Le premier cycle général et technologique conduit, par la voie générale au baccalauréat série scientifique ou par la voie technologique au baccalauréat technologique série brevet de technicien agricole BTA. Le cycle supérieur comprend deux types de formation, les sections préparant au brevet de technicien supérieur (BTS) et la deuxième préparent des ingénieurs Agricoles.

L'enseignement supérieur (dépendant au ministre de l'enseignent supérieur), comprend des formations diverses dont la durée et les diplômes sont 5 ans : ingénieur agronome. On compte actuellement dans l'enseignement supérieur, environ 6000 étudiants, sont accueillis dans 25 instituts Agricoles publiques répartis dans tout le territoire syrien, 8000 dans les 8 facultés d'Agriculture et 2000 étudiants en faculté de médecine vétérinaire (une Faculté unique).

Afin d'atteindre les objectifs fixés dans le cadre de la déclaration de Bologne, Une étude a été préparée à la Faculté d'Agriculture, Université d'Alep en étroite coopération avec les autres facultés d'agriculture dans tout le pays, pour une réforme des études agricoles supérieures, dans leur structure et leur contenu. Cette réforme encore appelé –plan stratégique pour l'enseignements Agricoles en Syrie - est concrétisée par l'ouverture dans le future des cursus dont les programmes ont été complètement réaménagés de façon à répondre à ces exigences accrues de lisibilité, de mobilité et de qualité en tenant compte des nouvelles priorités nationales dans le secteur agricole. Le milieu économique syrien a des besoins changeant au cours du temps, fonction de l’évolution de la société. De nouvelles activités apparaissent ou se renforcent ; d’autres se réduisent (voire disparaissent). Cette reforme propose un premier cycle en 4 ans, l'objectif est d'offrir à l'étudiant une formation de base dans la discipline universitaire agricole, permettant l'acquisition de connaissances théoriques et pratique (Savoir, savoir-faire et savoir-être) et  l'étudiant est aussi formé à la réflexion critique. Lors de ces études de premier cycle, une attention toute particulière est apportée aux étudiants de première année. Réussir l'adéquation de l'enseignement agricole avec le marché de travail et le changement incessant dans le milieu professionnel constitue une priorité absolue.

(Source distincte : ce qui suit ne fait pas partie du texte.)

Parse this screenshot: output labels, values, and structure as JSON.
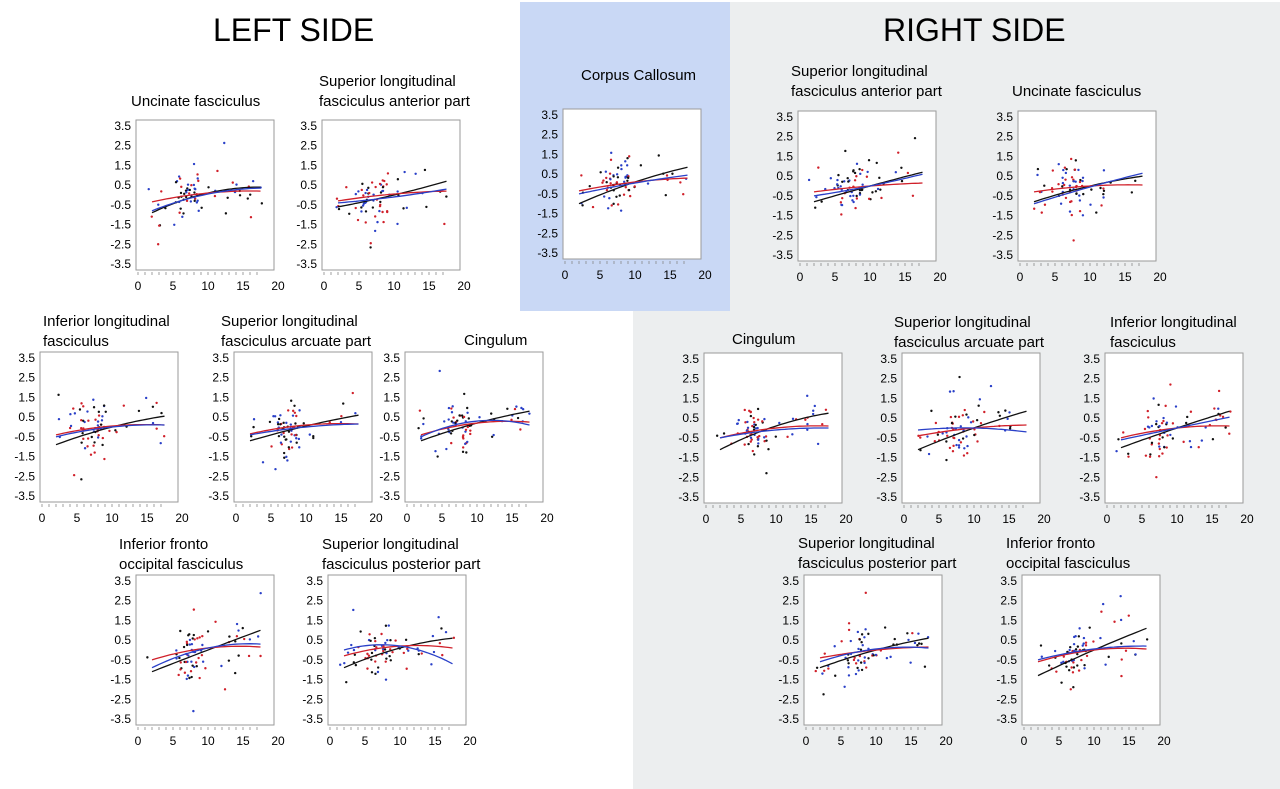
{
  "headers": {
    "left": "LEFT SIDE",
    "right": "RIGHT SIDE"
  },
  "colors": {
    "black": "#111111",
    "red": "#d0202a",
    "blue": "#2a40c8",
    "highlight": "#c9d8f5",
    "right_bg": "#eceeef",
    "frame": "#9a9a9a"
  },
  "chart_data": [
    {
      "type": "scatter",
      "side": "left",
      "title": [
        "Uncinate fasciculus"
      ],
      "yticks": [
        "3.5",
        "2.5",
        "1.5",
        "0.5",
        "-0.5",
        "-1.5",
        "-2.5",
        "-3.5"
      ],
      "xticks": [
        "0",
        "5",
        "10",
        "15",
        "20"
      ],
      "xlim": [
        0,
        20
      ],
      "ylim": [
        -3.7,
        3.7
      ],
      "fits": {
        "black": [
          -0.9,
          0.1,
          0.4
        ],
        "red": [
          -0.35,
          0.1,
          0.2
        ],
        "blue": [
          -0.8,
          0.05,
          0.35
        ]
      }
    },
    {
      "type": "scatter",
      "side": "left",
      "title": [
        "Superior longitudinal",
        "fasciculus anterior part"
      ],
      "yticks": [
        "3.5",
        "2.5",
        "1.5",
        "0.5",
        "-0.5",
        "-1.5",
        "-2.5",
        "-3.5"
      ],
      "xticks": [
        "0",
        "5",
        "10",
        "15",
        "20"
      ],
      "xlim": [
        0,
        20
      ],
      "ylim": [
        -3.7,
        3.7
      ],
      "fits": {
        "black": [
          -0.6,
          0.0,
          0.7
        ],
        "red": [
          -0.3,
          0.05,
          0.2
        ],
        "blue": [
          -0.4,
          -0.1,
          0.3
        ]
      }
    },
    {
      "type": "scatter",
      "side": "left",
      "title": [
        "Inferior longitudinal",
        "fasciculus"
      ],
      "yticks": [
        "3.5",
        "2.5",
        "1.5",
        "0.5",
        "-0.5",
        "-1.5",
        "-2.5",
        "-3.5"
      ],
      "xticks": [
        "0",
        "5",
        "10",
        "15",
        "20"
      ],
      "xlim": [
        0,
        20
      ],
      "ylim": [
        -3.7,
        3.7
      ],
      "fits": {
        "black": [
          -0.9,
          0.0,
          0.55
        ],
        "red": [
          -0.4,
          0.05,
          0.1
        ],
        "blue": [
          -0.5,
          0.0,
          0.1
        ]
      }
    },
    {
      "type": "scatter",
      "side": "left",
      "title": [
        "Superior longitudinal",
        "fasciculus arcuate part"
      ],
      "yticks": [
        "3.5",
        "2.5",
        "1.5",
        "0.5",
        "-0.5",
        "-1.5",
        "-2.5",
        "-3.5"
      ],
      "xticks": [
        "0",
        "5",
        "10",
        "15",
        "20"
      ],
      "xlim": [
        0,
        20
      ],
      "ylim": [
        -3.7,
        3.7
      ],
      "fits": {
        "black": [
          -0.7,
          0.05,
          0.6
        ],
        "red": [
          -0.35,
          0.1,
          0.15
        ],
        "blue": [
          -0.4,
          0.0,
          0.15
        ]
      }
    },
    {
      "type": "scatter",
      "side": "left",
      "title": [
        "Cingulum"
      ],
      "yticks": [
        "3.5",
        "2.5",
        "1.5",
        "0.5",
        "-0.5",
        "-1.5",
        "-2.5",
        "-3.5"
      ],
      "xticks": [
        "0",
        "5",
        "10",
        "15",
        "20"
      ],
      "xlim": [
        0,
        20
      ],
      "ylim": [
        -3.7,
        3.7
      ],
      "fits": {
        "black": [
          -0.7,
          0.2,
          0.8
        ],
        "red": [
          -0.4,
          0.2,
          0.25
        ],
        "blue": [
          -0.5,
          0.3,
          0.1
        ]
      }
    },
    {
      "type": "scatter",
      "side": "left",
      "title": [
        "Inferior fronto",
        "occipital fasciculus"
      ],
      "yticks": [
        "3.5",
        "2.5",
        "1.5",
        "0.5",
        "-0.5",
        "-1.5",
        "-2.5",
        "-3.5"
      ],
      "xticks": [
        "0",
        "5",
        "10",
        "15",
        "20"
      ],
      "xlim": [
        0,
        20
      ],
      "ylim": [
        -3.7,
        3.7
      ],
      "fits": {
        "black": [
          -1.1,
          0.0,
          1.0
        ],
        "red": [
          -0.5,
          0.1,
          0.15
        ],
        "blue": [
          -0.9,
          0.1,
          0.3
        ]
      }
    },
    {
      "type": "scatter",
      "side": "left",
      "title": [
        "Superior longitudinal",
        "fasciculus posterior part"
      ],
      "yticks": [
        "3.5",
        "2.5",
        "1.5",
        "0.5",
        "-0.5",
        "-1.5",
        "-2.5",
        "-3.5"
      ],
      "xticks": [
        "0",
        "5",
        "10",
        "15",
        "20"
      ],
      "xlim": [
        0,
        20
      ],
      "ylim": [
        -3.7,
        3.7
      ],
      "fits": {
        "black": [
          -0.9,
          0.1,
          0.6
        ],
        "red": [
          -0.3,
          0.2,
          0.1
        ],
        "blue": [
          0.0,
          0.2,
          -0.7
        ]
      }
    },
    {
      "type": "scatter",
      "side": "center",
      "title": [
        "Corpus Callosum"
      ],
      "yticks": [
        "3.5",
        "2.5",
        "1.5",
        "0.5",
        "-0.5",
        "-1.5",
        "-2.5",
        "-3.5"
      ],
      "xticks": [
        "0",
        "5",
        "10",
        "15",
        "20"
      ],
      "xlim": [
        0,
        20
      ],
      "ylim": [
        -3.7,
        3.7
      ],
      "fits": {
        "black": [
          -1.0,
          0.1,
          0.85
        ],
        "red": [
          -0.35,
          0.1,
          0.3
        ],
        "blue": [
          -0.5,
          0.05,
          0.45
        ]
      }
    },
    {
      "type": "scatter",
      "side": "right",
      "title": [
        "Superior longitudinal",
        "fasciculus anterior part"
      ],
      "yticks": [
        "3.5",
        "2.5",
        "1.5",
        "0.5",
        "-0.5",
        "-1.5",
        "-2.5",
        "-3.5"
      ],
      "xticks": [
        "0",
        "5",
        "10",
        "15",
        "20"
      ],
      "xlim": [
        0,
        20
      ],
      "ylim": [
        -3.7,
        3.7
      ],
      "fits": {
        "black": [
          -0.8,
          0.0,
          0.7
        ],
        "red": [
          -0.3,
          0.0,
          0.15
        ],
        "blue": [
          -0.5,
          0.0,
          0.6
        ]
      }
    },
    {
      "type": "scatter",
      "side": "right",
      "title": [
        "Uncinate fasciculus"
      ],
      "yticks": [
        "3.5",
        "2.5",
        "1.5",
        "0.5",
        "-0.5",
        "-1.5",
        "-2.5",
        "-3.5"
      ],
      "xticks": [
        "0",
        "5",
        "10",
        "15",
        "20"
      ],
      "xlim": [
        0,
        20
      ],
      "ylim": [
        -3.7,
        3.7
      ],
      "fits": {
        "black": [
          -0.8,
          0.0,
          0.5
        ],
        "red": [
          -0.3,
          0.0,
          0.05
        ],
        "blue": [
          -0.9,
          -0.05,
          0.65
        ]
      }
    },
    {
      "type": "scatter",
      "side": "right",
      "title": [
        "Cingulum"
      ],
      "yticks": [
        "3.5",
        "2.5",
        "1.5",
        "0.5",
        "-0.5",
        "-1.5",
        "-2.5",
        "-3.5"
      ],
      "xticks": [
        "0",
        "5",
        "10",
        "15",
        "20"
      ],
      "xlim": [
        0,
        20
      ],
      "ylim": [
        -3.7,
        3.7
      ],
      "fits": {
        "black": [
          -1.1,
          0.1,
          0.75
        ],
        "red": [
          -0.5,
          0.0,
          0.1
        ],
        "blue": [
          -0.5,
          -0.1,
          0.0
        ]
      }
    },
    {
      "type": "scatter",
      "side": "right",
      "title": [
        "Superior longitudinal",
        "fasciculus arcuate part"
      ],
      "yticks": [
        "3.5",
        "2.5",
        "1.5",
        "0.5",
        "-0.5",
        "-1.5",
        "-2.5",
        "-3.5"
      ],
      "xticks": [
        "0",
        "5",
        "10",
        "15",
        "20"
      ],
      "xlim": [
        0,
        20
      ],
      "ylim": [
        -3.7,
        3.7
      ],
      "fits": {
        "black": [
          -1.1,
          0.0,
          0.85
        ],
        "red": [
          -0.4,
          0.0,
          0.15
        ],
        "blue": [
          -0.1,
          0.0,
          -0.2
        ]
      }
    },
    {
      "type": "scatter",
      "side": "right",
      "title": [
        "Inferior longitudinal",
        "fasciculus"
      ],
      "yticks": [
        "3.5",
        "2.5",
        "1.5",
        "0.5",
        "-0.5",
        "-1.5",
        "-2.5",
        "-3.5"
      ],
      "xticks": [
        "0",
        "5",
        "10",
        "15",
        "20"
      ],
      "xlim": [
        0,
        20
      ],
      "ylim": [
        -3.7,
        3.7
      ],
      "fits": {
        "black": [
          -1.0,
          0.0,
          0.85
        ],
        "red": [
          -0.5,
          0.0,
          0.1
        ],
        "blue": [
          -0.6,
          0.0,
          0.55
        ]
      }
    },
    {
      "type": "scatter",
      "side": "right",
      "title": [
        "Superior longitudinal",
        "fasciculus posterior part"
      ],
      "yticks": [
        "3.5",
        "2.5",
        "1.5",
        "0.5",
        "-0.5",
        "-1.5",
        "-2.5",
        "-3.5"
      ],
      "xticks": [
        "0",
        "5",
        "10",
        "15",
        "20"
      ],
      "xlim": [
        0,
        20
      ],
      "ylim": [
        -3.7,
        3.7
      ],
      "fits": {
        "black": [
          -0.9,
          0.0,
          0.6
        ],
        "red": [
          -0.4,
          0.0,
          0.15
        ],
        "blue": [
          -0.6,
          0.05,
          0.1
        ]
      }
    },
    {
      "type": "scatter",
      "side": "right",
      "title": [
        "Inferior fronto",
        "occipital fasciculus"
      ],
      "yticks": [
        "3.5",
        "2.5",
        "1.5",
        "0.5",
        "-0.5",
        "-1.5",
        "-2.5",
        "-3.5"
      ],
      "xticks": [
        "0",
        "5",
        "10",
        "15",
        "20"
      ],
      "xlim": [
        0,
        20
      ],
      "ylim": [
        -3.7,
        3.7
      ],
      "fits": {
        "black": [
          -1.3,
          0.0,
          1.1
        ],
        "red": [
          -0.6,
          0.0,
          0.05
        ],
        "blue": [
          -0.5,
          0.05,
          0.2
        ]
      }
    }
  ]
}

Master en 2 ans  pour approfondir et se spécialiser

                       Sur base des connaissances acquises dans sa formation de base, l'étudiant peut alors se spécialiser dans un domaine de formation et acquérir les compétences spécifiques à l'exercice des professions agricole qui lui seront accessibles. Les domaines d'excellence de l'Université et les formations pédagogiques sont ainsi intégrés dans ce deuxième cycle. Ces formations, enrichies des recherches menées au sein de l'Université et dans les centres de recherche, visent également l'autonomie et la créativité indispensables à l'exercice des responsabilités professionnelles qui attendent l'étudiant.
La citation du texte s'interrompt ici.